A tool returns `ToolError::suspend(value)` to pause the flow. The runtime
surfaces a suspension payload and a tool id. The caller can persist state,
show the request to a user, wait for a webhook — then call `resume()` with the
matching tool id and a JSON response. Useful for approval gates, missing
credentials, payments, or any action needing external confirmation.

## Persistence

Call `runtime.snapshot()` to capture an opaque `FlowSnapshot`
(serializable, no closures).

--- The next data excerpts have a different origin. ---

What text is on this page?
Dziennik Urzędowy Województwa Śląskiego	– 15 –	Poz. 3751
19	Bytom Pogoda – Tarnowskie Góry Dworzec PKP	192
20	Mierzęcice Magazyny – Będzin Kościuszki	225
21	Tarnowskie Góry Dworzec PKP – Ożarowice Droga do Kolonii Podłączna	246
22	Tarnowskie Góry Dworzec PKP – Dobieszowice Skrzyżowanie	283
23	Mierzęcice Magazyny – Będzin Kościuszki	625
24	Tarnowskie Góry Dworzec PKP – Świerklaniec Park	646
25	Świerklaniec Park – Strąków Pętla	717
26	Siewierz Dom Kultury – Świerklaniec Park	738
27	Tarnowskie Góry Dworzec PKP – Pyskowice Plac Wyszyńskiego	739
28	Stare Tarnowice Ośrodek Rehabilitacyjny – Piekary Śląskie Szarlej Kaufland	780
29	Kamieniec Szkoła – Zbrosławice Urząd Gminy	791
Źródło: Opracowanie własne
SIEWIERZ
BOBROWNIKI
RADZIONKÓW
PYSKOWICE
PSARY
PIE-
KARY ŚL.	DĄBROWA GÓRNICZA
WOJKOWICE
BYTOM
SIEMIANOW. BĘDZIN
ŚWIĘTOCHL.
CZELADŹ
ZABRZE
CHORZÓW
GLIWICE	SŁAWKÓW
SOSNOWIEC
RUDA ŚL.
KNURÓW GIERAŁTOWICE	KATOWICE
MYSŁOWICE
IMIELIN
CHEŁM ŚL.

Restore it with `FlowRuntime::from_snapshot(snap)`.
Conversation history is managed separately — re-attach it with
`runtime.with_history(history)` after restoring. Pravah defines the
serializable state; it does not prescribe where snapshots live.

## Nested Flows

A flow has the same shape as a node: typed input, stepwise execution, typed
output. Use nested flows to keep large agent systems modular — a planning flow
can contain a research sub-flow, a coding flow can contain a review-and-fix
sub-flow. The same node-identity rule applies at each graph boundary.

## Clients

Provider-agnostic by default. Model URLs select the backend:

- `gemini://gemini-2.5-flash-lite`
- `openai://gpt-4o`
- `anthropic://claude-sonnet-4-5`
- `ollama://localhost:11434/qwen3:8b`

Default features include OpenAI, Anthropic, Gemini, and Ollama. An optional
`provider-genai` feature adds an experimental adapter for extra providers.
Inject a custom `ClientFactory` for testing, recording/replay, or hosted
gateways.

## When To Use Pravah

**Use it** when you want agentic flows that are type-directed, inspectable,
resumable, testable with fake clients, and explicit about information movement.

**Don't use it** as a distributed workflow engine, parallel job scheduler,
queue processor, or durable storage system. Pravah can sit inside those
systems but does not try to replace them.